Birkbeck is often not included in British Newspaper University league tables, since these are usually based on the statistics for full-time undergraduates (of which Birkbeck had none in 2005-2006[3]), but Birkbeck was ranked 13th in The Guardian's 2001 Research Assessment Exercise league table and 26th by the Times Higher Education Supplement's equivalent 2001 RAE league table. Birkbeck also appears in the Shanghai Jiao Tong University's Top 500 World Universities ranking; the 2011-12 Times Higher Education World University Rankings lists Birkbeck at number 149 in the World.[12] The data also shows that Birkbeck is ranked 23rd in the UK and is rated above several large Russell Group universities.[13]
On 23 September 2010, it was announced that Birkbeck has been shortlisted for the prestigious 2010 Times Higher Education University of the Year award.[14]
The Guardian's 2001 RAE subject ranking league tables put Birkbeck in the top 10 for research in the following subjects: English (1st), History (1st), History of Art (2nd), Philosophy (6th), Psychology (5th), Iberian and Latin American Languages (1st), Earth Sciences (4th), Law (9th), Economics and Econometrics (5th), and Politics and International Studies (5th).
Birkbeck's School of English and Humanities was rated 5* in the 2001 Research Assessment Exercise, as were the School of History, Classics and Archaeology, the School of Crystallography, and the section for Spanish and Latin American studies within the School of Languages, Linguistics and Culture, and the Dept. of Psychological Sciences in the School of Psychology—ranking these departments with, and in some cases above, Oxford and Cambridge.

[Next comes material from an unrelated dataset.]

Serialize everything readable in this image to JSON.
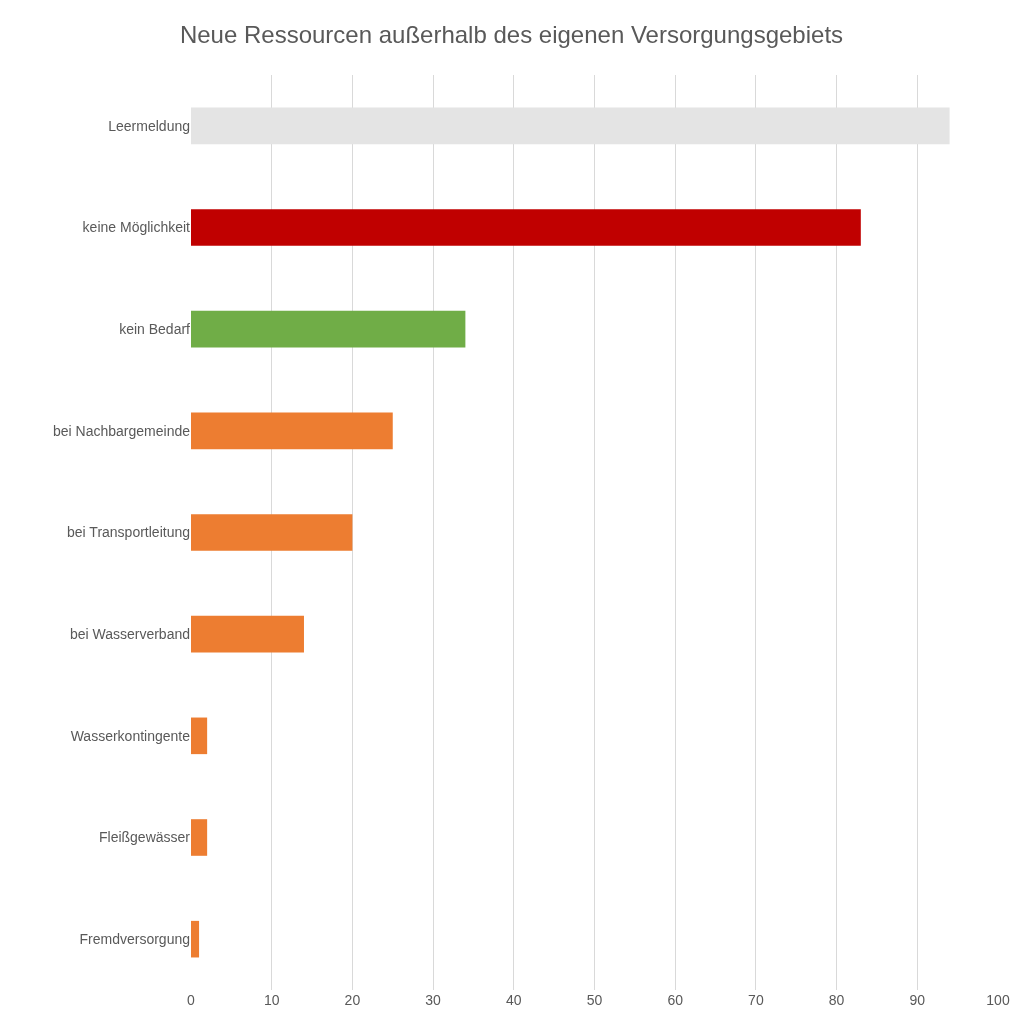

As Birkbeck primarily offers part-time courses, often in the evenings, student life is less centralised than in other universities. It does not offer its own halls of residence, for instance, though Birkbeck students do have access to the University of London's intercollegiate halls.
Birkbeck Students' Union offers a number of societies for students, as well as a football club that competes in the University of London league. It also provides student representation and support, a student magazine, a student shop and a bar. Birkbeck students also have access to the societies and clubs of the University of London Union (whose building adjoins Birkbeck's Bloomsbury site). Accordingly, London Student distributes at the Union.
The college arms include a lamp and an owl, symbolising the college's motto In nocte consilium (translated as "study by night"). Because of this, the student magazine was called Lamp and Owl. Its name was later changed to Lampanelle, and after briefly ceasing production in 2009 under the editorship of Zein Sufi, it was relaunched in 2010 by the Birkbeck Journalism Society.
The original name of the institution was the London Mechanics' Institute. For this reason, the annual literary magazine published by the Birkbeck MA Creative Writing programme is called The Mechanics' Institute Review.
The college has entered teams in University Challenge over the years, with varied results. In 1997, a team scored just 40 points - at that stage the lowest score since the series had been revived, though this has since been broken by New Hall, Cambridge, the University of Bradford and the University Challenge: The Professionals team of Members of Parliament.[15] 1998 saw a reversal of fortunes when Birkbeck reached the final, losing to Magdalen College, Oxford. In 2003, Birkbeck again reached the final, facing another team of mature students from Cranfield University. On this occasion, Birkbeck won.